The collections include photos when Mboya was made an honorary citizen of Kansas City. They also include those when he was made a Kamba community member and a Kuria warrior. There are also the boats that were used during the slave trade. However, of key interest to most visitors has been the briefcase Mboya was carrying when he was shot and his signature fly-whisk.

A photo of a chain ferry used to carry Mboya’s remains from the mainland to the island, his filled-up visitors’ books, newspaper collections, his wedding in 1962 in Nairobi and a Bible awarded to him by the Israel community are also in the gallery.

A staunch Catholic, Mboya’s wedding at St Peter’s Clever in Nairobi was said to have been funded by the Israel community. Nyatiti, a Luo traditional music instrument, is also stored in the gallery. Mboya was a music enthusiast.

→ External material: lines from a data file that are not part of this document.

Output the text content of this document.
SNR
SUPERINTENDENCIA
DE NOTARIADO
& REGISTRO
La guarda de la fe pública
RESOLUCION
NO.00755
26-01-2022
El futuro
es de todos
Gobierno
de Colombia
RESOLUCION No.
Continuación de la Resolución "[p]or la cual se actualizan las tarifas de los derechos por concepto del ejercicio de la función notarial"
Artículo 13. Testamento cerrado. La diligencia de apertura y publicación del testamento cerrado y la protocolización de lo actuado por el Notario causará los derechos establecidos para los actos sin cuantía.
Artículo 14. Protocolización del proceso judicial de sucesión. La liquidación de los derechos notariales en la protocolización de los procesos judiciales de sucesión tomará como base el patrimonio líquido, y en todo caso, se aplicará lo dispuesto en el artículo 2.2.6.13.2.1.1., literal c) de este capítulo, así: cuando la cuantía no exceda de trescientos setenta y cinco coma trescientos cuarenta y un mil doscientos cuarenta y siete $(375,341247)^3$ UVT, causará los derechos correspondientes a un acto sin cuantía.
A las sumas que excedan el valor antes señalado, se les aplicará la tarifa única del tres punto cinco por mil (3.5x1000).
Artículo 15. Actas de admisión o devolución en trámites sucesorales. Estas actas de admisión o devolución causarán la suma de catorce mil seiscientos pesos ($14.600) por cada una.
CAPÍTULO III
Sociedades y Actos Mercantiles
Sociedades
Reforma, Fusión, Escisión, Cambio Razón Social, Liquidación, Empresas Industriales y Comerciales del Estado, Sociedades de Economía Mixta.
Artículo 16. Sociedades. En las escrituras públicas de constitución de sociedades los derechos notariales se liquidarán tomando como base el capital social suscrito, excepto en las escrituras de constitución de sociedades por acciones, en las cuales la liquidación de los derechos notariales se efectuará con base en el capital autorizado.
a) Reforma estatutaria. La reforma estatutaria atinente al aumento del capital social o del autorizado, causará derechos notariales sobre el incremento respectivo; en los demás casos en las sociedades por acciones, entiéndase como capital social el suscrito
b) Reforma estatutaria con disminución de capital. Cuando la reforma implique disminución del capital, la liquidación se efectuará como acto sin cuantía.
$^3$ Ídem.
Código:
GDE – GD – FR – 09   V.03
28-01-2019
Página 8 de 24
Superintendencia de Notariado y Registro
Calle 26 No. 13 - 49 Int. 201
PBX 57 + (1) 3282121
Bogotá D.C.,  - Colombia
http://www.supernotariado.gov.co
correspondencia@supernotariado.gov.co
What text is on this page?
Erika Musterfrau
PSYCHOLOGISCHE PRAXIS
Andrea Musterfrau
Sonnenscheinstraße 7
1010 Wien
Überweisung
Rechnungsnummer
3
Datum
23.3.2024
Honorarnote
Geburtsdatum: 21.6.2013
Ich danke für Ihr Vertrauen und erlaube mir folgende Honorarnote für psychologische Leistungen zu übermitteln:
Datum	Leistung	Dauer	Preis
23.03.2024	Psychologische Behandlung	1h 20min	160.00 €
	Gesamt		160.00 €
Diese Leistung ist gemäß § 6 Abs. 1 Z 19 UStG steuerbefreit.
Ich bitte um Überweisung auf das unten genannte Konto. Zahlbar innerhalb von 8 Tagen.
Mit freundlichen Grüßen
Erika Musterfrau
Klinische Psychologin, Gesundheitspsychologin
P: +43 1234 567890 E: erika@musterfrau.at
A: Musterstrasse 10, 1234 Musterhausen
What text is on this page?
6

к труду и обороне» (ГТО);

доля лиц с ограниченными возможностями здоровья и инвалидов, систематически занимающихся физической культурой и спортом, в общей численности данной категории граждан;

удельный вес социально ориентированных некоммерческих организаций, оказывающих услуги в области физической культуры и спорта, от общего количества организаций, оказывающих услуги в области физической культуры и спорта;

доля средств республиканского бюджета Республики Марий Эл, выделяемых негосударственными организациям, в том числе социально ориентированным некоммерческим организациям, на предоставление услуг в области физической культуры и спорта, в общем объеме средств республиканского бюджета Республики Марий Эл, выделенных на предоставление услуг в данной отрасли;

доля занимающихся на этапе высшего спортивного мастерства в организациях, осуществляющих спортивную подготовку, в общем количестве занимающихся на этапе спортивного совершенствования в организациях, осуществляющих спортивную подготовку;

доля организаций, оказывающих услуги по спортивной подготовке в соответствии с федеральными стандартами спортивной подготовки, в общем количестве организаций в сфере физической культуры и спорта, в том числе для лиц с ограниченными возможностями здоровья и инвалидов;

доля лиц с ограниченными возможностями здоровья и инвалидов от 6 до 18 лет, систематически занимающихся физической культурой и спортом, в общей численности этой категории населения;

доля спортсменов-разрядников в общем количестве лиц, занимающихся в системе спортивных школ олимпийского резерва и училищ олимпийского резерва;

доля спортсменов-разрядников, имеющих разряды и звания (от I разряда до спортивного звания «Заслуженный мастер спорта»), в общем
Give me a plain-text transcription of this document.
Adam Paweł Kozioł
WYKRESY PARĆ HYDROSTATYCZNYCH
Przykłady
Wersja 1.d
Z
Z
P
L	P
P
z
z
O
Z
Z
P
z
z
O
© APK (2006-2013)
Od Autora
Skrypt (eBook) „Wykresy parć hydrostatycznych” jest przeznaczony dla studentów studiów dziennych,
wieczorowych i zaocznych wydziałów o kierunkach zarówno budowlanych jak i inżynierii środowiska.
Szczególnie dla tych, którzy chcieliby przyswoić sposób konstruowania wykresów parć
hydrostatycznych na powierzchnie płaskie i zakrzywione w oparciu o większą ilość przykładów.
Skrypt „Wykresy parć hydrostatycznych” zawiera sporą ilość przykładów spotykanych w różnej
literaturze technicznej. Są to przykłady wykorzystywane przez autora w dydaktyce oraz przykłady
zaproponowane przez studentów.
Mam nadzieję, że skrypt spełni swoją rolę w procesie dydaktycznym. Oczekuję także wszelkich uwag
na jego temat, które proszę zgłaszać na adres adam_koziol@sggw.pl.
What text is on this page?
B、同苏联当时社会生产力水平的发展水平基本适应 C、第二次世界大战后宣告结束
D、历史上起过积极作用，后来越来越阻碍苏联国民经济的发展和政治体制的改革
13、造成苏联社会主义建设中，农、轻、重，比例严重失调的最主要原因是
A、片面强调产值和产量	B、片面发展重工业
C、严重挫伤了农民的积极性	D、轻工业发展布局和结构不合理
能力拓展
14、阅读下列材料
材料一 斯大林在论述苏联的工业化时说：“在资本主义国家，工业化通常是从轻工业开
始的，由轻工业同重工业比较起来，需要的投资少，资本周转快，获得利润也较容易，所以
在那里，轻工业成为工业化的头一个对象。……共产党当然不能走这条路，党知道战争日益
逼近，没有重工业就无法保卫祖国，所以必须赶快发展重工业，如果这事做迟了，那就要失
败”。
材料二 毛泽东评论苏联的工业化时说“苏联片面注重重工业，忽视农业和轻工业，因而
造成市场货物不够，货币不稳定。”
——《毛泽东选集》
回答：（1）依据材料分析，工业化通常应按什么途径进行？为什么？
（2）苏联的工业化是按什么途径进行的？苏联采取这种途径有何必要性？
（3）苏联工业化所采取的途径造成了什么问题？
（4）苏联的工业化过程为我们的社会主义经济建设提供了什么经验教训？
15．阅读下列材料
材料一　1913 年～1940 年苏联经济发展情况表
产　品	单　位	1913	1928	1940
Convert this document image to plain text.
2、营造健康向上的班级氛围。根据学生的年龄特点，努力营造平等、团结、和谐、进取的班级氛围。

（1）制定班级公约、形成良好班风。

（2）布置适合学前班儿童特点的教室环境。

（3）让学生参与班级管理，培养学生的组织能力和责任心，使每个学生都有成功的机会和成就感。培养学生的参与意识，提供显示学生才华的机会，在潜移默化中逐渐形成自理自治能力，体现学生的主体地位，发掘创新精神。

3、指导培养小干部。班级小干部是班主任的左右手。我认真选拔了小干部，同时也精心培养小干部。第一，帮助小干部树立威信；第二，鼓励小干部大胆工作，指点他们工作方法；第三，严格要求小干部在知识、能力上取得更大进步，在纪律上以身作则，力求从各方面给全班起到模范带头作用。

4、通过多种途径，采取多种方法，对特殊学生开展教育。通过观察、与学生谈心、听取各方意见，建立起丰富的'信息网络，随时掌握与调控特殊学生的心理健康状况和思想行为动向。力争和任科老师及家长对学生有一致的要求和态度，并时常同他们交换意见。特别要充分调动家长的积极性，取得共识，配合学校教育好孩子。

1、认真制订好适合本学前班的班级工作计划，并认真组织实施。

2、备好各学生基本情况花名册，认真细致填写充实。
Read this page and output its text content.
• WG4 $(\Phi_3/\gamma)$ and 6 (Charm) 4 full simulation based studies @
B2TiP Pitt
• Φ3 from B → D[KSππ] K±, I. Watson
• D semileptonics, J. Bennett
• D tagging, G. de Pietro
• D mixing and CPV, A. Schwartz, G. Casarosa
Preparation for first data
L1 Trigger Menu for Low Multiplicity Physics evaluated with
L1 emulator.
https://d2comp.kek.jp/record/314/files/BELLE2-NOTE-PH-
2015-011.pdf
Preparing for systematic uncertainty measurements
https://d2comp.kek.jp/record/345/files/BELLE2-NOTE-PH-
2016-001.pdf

Owuor said the coffin-shaped door to the gallery showed how Mboya was buried, at a time when coffins had been introduced in the country to replace cow skins and mats people used to bury their loved ones.

“The bullet-shaped tomb signifies the kind of death Mboya suffered. The coffin-shaped door to the gallery shows that unlike in the past when our people were buried in cow skins and mats, Mboya died when coffins had been introduced,” Owuor said. 

The mausoleum was gazetted as a national monument in 2001 but is still maintained by Mboya’s family, according to Owuor.